Maven supports server password encryption. Password should be always confidential and in case of Maven, it needs password to be included in the settings.xmland clear text password should be encrypted in following scenarios,

  • Build machine (server, CI box) is shared between multiple users
  • Users have different privilege to deploy Maven artifacts to repositories, this applies to any server operations, requiring authorization, not only deployment
  • settings.xml is shared between users

Maven uses following command for master password encryption,

// for master password encryption
mvn --encrypt-master-password <password>

// for server password encryption
mvn --encrypt-password <password>

Above command will produce an encrypted version of the password like below,

{jSMOWnoPGsiasjYRhagUHnasIOWGpI8u+9EF1iFQyJQ=}

Example of Encrypted password added in server section of settings.xml file

<settings>
...
  <servers>
...
    <server>
      <id>my.server</id>
      <username>talksinfo</username>
      <password>{TUSDKSBGFSVNS6376GtcS5P=}</password>
    </server>
...
  </servers>
...
</settings>

Please note that password can contain any information outside of the curly brackets, so that the following will still work:

<settings>
...
  <servers>
...
    <server>
      <id>my.server</id>
      <username>talksinfo</username>
      <password>reset this password on 2020-11-11, expires on 2020-11-12 {TUSDKSBGFSVNS6376GtcS5P=}</password>
    </server>
...
  </servers>
...
</settings>

Some tweaks have been provided by Maven to use encrypted master password. Encrypted password can be stored in following file ${user.home}/.m2/settings-security.xml as below,

<settingsSecurity>
  <master>{jSMOWnoPFgsHVpMvz5VrIt5kRbzGpI8u+9EF1iFQyJQ=}</master>
</settingsSecurity>

How to keep the master password on removable drive

Create the master password exactly as described above, and store it on a removable drive, for instance on OSX, my USB drive mounts as /Volumes/mySecureUsbDrive, so I store as

<settingsSecurity>
  <master>{IYEsdjspmqyHBjsjdksdbyaHJAFQyJQ=}</master>
</settingsSecurity>

in the file /Volumes/mySecureUsbDrive/secure/settings-security.xml

And then I create ${user.home}/.m2/settings-security.xmlwith the following content:

<settingsSecurity>
  <relocation>/Volumes/mySecureUsbDrive/secure/settings-security.xml</relocation>
</settingsSecurity>

This assures that encryption only works when the USB drive is mounted by the OS. This addresses a use case where only certain people are authorized to deploy and are issued these devices.

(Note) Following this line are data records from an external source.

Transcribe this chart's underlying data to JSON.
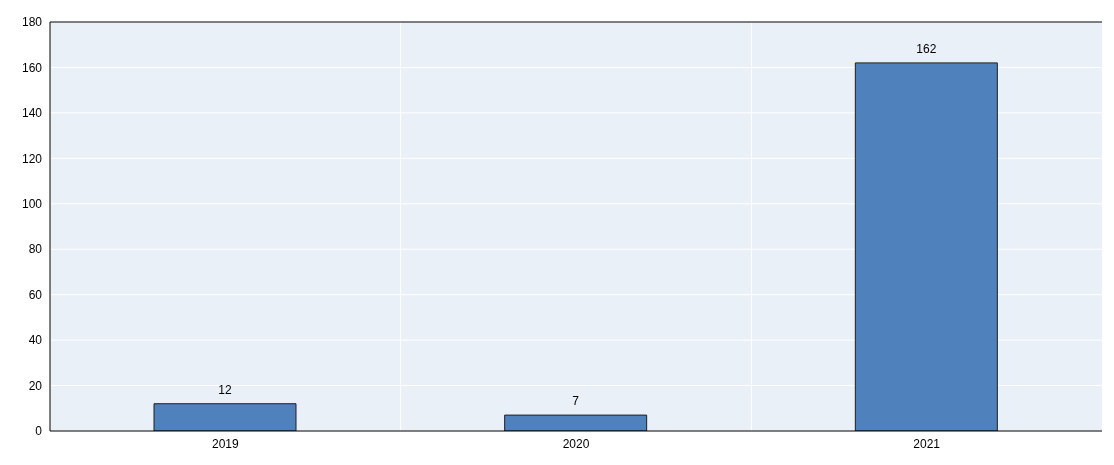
{
  "chart_data": {
    "type": "bar",
    "categories": [
      "2019",
      "2020",
      "2021"
    ],
    "values": [
      12,
      7,
      162
    ],
    "color": "#4f81bd",
    "ylim": [
      0,
      180
    ],
    "yticks": [
      0,
      20,
      40,
      60,
      80,
      100,
      120,
      140,
      160,
      180
    ],
    "grid": true,
    "data_labels": true
  }
}
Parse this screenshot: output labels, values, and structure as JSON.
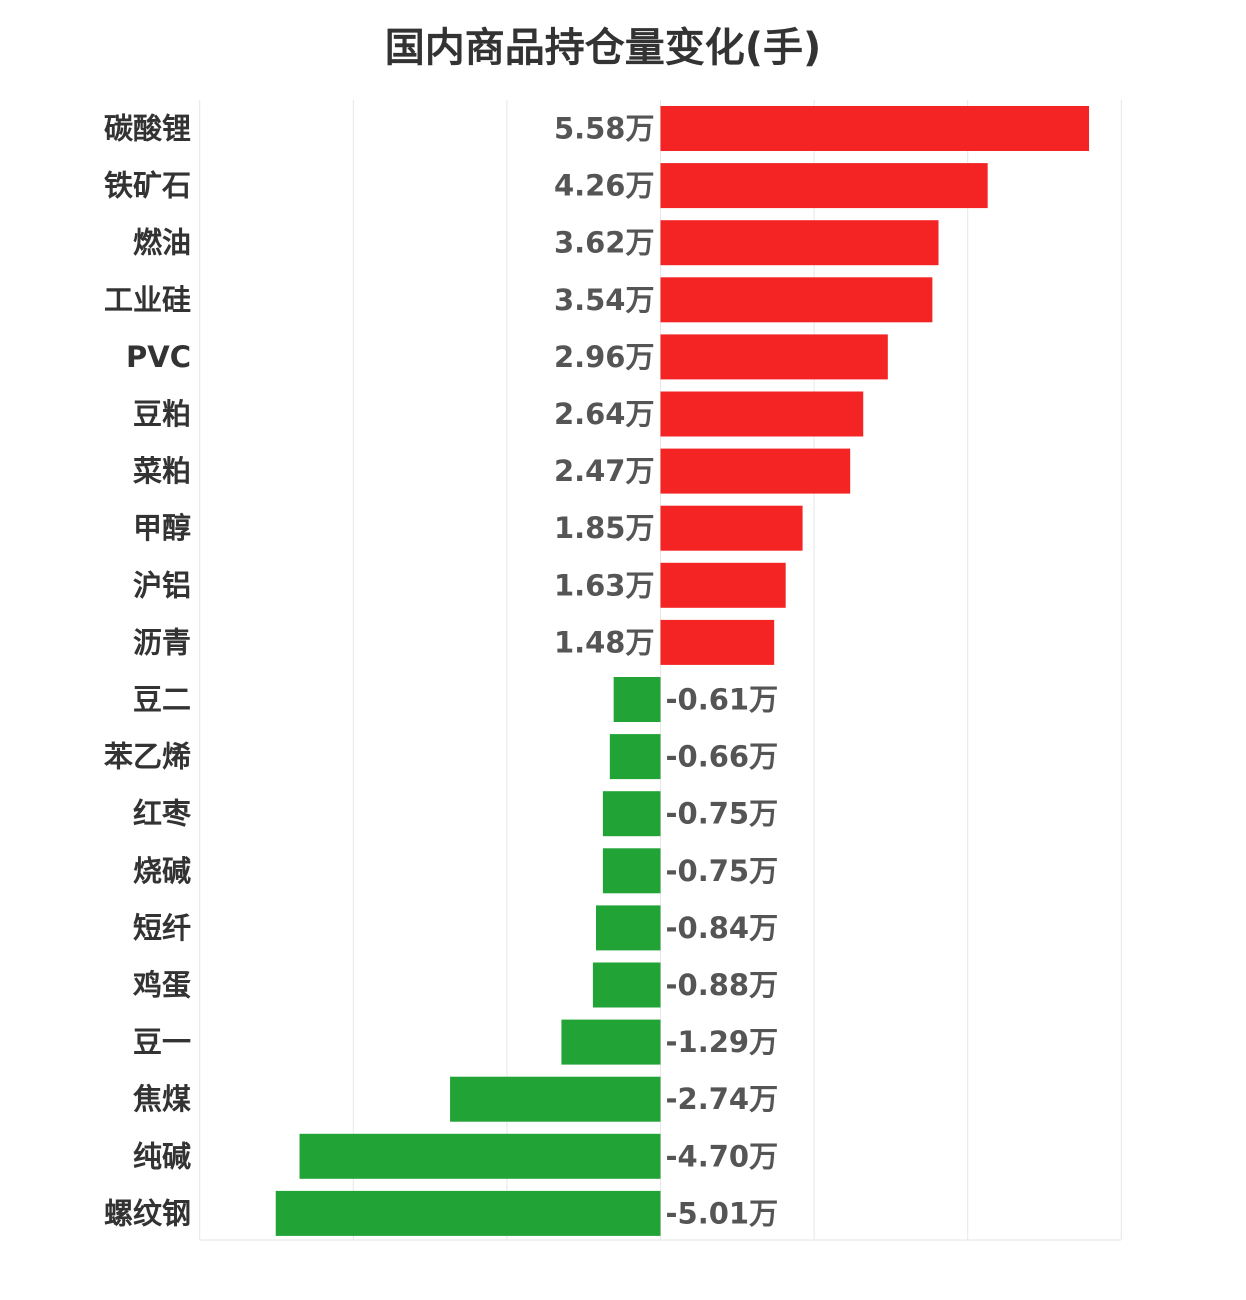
{
  "chart_data": {
    "type": "bar",
    "orientation": "horizontal",
    "title": "国内商品持仓量变化(手)",
    "categories": [
      "碳酸锂",
      "铁矿石",
      "燃油",
      "工业硅",
      "PVC",
      "豆粕",
      "菜粕",
      "甲醇",
      "沪铝",
      "沥青",
      "豆二",
      "苯乙烯",
      "红枣",
      "烧碱",
      "短纤",
      "鸡蛋",
      "豆一",
      "焦煤",
      "纯碱",
      "螺纹钢"
    ],
    "values": [
      5.58,
      4.26,
      3.62,
      3.54,
      2.96,
      2.64,
      2.47,
      1.85,
      1.63,
      1.48,
      -0.61,
      -0.66,
      -0.75,
      -0.75,
      -0.84,
      -0.88,
      -1.29,
      -2.74,
      -4.7,
      -5.01
    ],
    "value_labels": [
      "5.58万",
      "4.26万",
      "3.62万",
      "3.54万",
      "2.96万",
      "2.64万",
      "2.47万",
      "1.85万",
      "1.63万",
      "1.48万",
      "-0.61万",
      "-0.66万",
      "-0.75万",
      "-0.75万",
      "-0.84万",
      "-0.88万",
      "-1.29万",
      "-2.74万",
      "-4.70万",
      "-5.01万"
    ],
    "unit": "万",
    "xlim": [
      -6,
      6
    ],
    "grid": true,
    "colors": {
      "positive": "#f52424",
      "negative": "#21a336",
      "grid": "#e6e6e6",
      "category_text": "#333333",
      "value_text": "#555555"
    }
  }
}
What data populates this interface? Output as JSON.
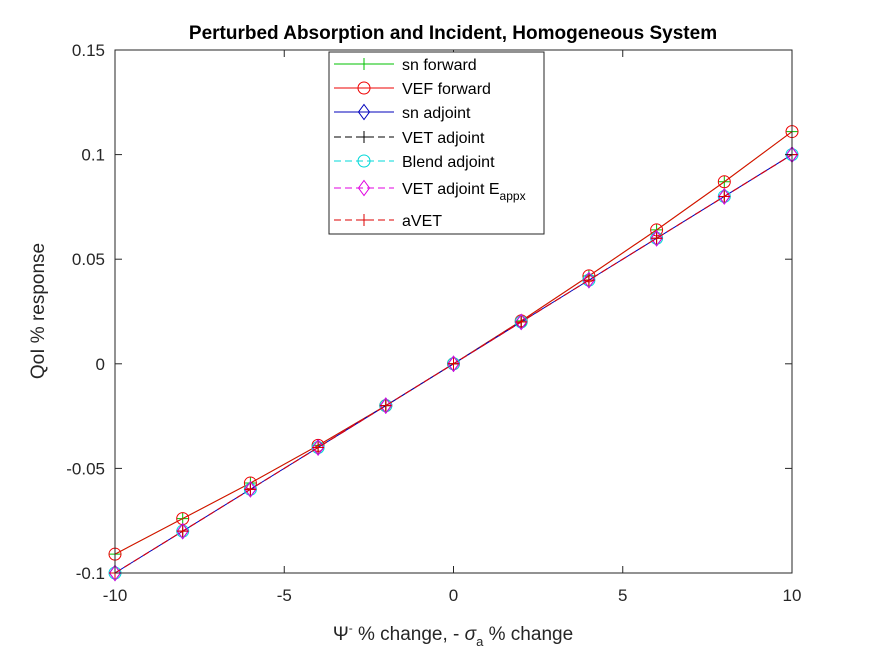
{
  "chart_data": {
    "type": "line",
    "title": "Perturbed Absorption and Incident, Homogeneous System",
    "xlabel": {
      "parts": [
        "Ψ",
        "-",
        " % change, - ",
        "σ",
        "a",
        " % change"
      ]
    },
    "ylabel": "QoI % response",
    "xlim": [
      -10,
      10
    ],
    "ylim": [
      -0.1,
      0.15
    ],
    "xticks": [
      -10,
      -5,
      0,
      5,
      10
    ],
    "xtick_labels": [
      "-10",
      "-5",
      "0",
      "5",
      "10"
    ],
    "yticks": [
      -0.1,
      -0.05,
      0,
      0.05,
      0.1,
      0.15
    ],
    "ytick_labels": [
      "-0.1",
      "-0.05",
      "0",
      "0.05",
      "0.1",
      "0.15"
    ],
    "grid": false,
    "legend_position": "top-center",
    "x": [
      -10,
      -8,
      -6,
      -4,
      -2,
      0,
      2,
      4,
      6,
      8,
      10
    ],
    "series": [
      {
        "name": "sn forward",
        "color": "#00c000",
        "line": "solid",
        "marker": "plus",
        "values": [
          -0.091,
          -0.074,
          -0.057,
          -0.039,
          -0.02,
          0,
          0.0205,
          0.042,
          0.064,
          0.087,
          0.111
        ]
      },
      {
        "name": "VEF forward",
        "color": "#ee0000",
        "line": "solid",
        "marker": "circle",
        "values": [
          -0.091,
          -0.074,
          -0.057,
          -0.039,
          -0.02,
          0,
          0.0205,
          0.042,
          0.064,
          0.087,
          0.111
        ]
      },
      {
        "name": "sn adjoint",
        "color": "#0000bb",
        "line": "solid",
        "marker": "diamond",
        "values": [
          -0.1,
          -0.08,
          -0.06,
          -0.04,
          -0.02,
          0,
          0.02,
          0.04,
          0.06,
          0.08,
          0.1
        ]
      },
      {
        "name": "VET adjoint",
        "color": "#000000",
        "line": "dashed",
        "marker": "plus",
        "values": [
          -0.1,
          -0.08,
          -0.06,
          -0.04,
          -0.02,
          0,
          0.02,
          0.04,
          0.06,
          0.08,
          0.1
        ]
      },
      {
        "name": "Blend adjoint",
        "color": "#00d8d8",
        "line": "dashed",
        "marker": "circle",
        "values": [
          -0.1,
          -0.08,
          -0.06,
          -0.04,
          -0.02,
          0,
          0.02,
          0.04,
          0.06,
          0.08,
          0.1
        ]
      },
      {
        "name": "VET adjoint E",
        "name_subscript": "appx",
        "color": "#e000e0",
        "line": "dashed",
        "marker": "diamond",
        "values": [
          -0.1,
          -0.08,
          -0.06,
          -0.04,
          -0.02,
          0,
          0.02,
          0.04,
          0.06,
          0.08,
          0.1
        ]
      },
      {
        "name": "aVET",
        "color": "#dd0000",
        "line": "dashed",
        "marker": "plus",
        "values": [
          -0.1,
          -0.08,
          -0.06,
          -0.04,
          -0.02,
          0,
          0.02,
          0.04,
          0.06,
          0.08,
          0.1
        ]
      }
    ]
  }
}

Password Escaping on different platforms

On some platforms it might be necessary to quote the password if it contains special characters like %!$, etc. For example on Windows you have to be careful about things like the following:

The following example will not work on Windows:

mvn --encrypt-master-password a!$%^b

whereas the following will work on Windows:

mvn --encrypt-master-password "a!$%^b"

If you are on a linux/unix platform you should use single quotes for the above master password. Otherwise the master password will not work (caused by the dollar sign and the exclamation mark).

Conclusion

We had an overview of how the password can be encrypted using Maven and its usage in settings.xml file.

Starting with Maven 3.2.1, the password is an optional argument. If you omit the password, you will be prompted for it which prevents all the issues mentioned above.

It is strongly recommended to use Maven 3.2.1 and above to prevent problems with escaping special characters and environment issues in relationship with the password.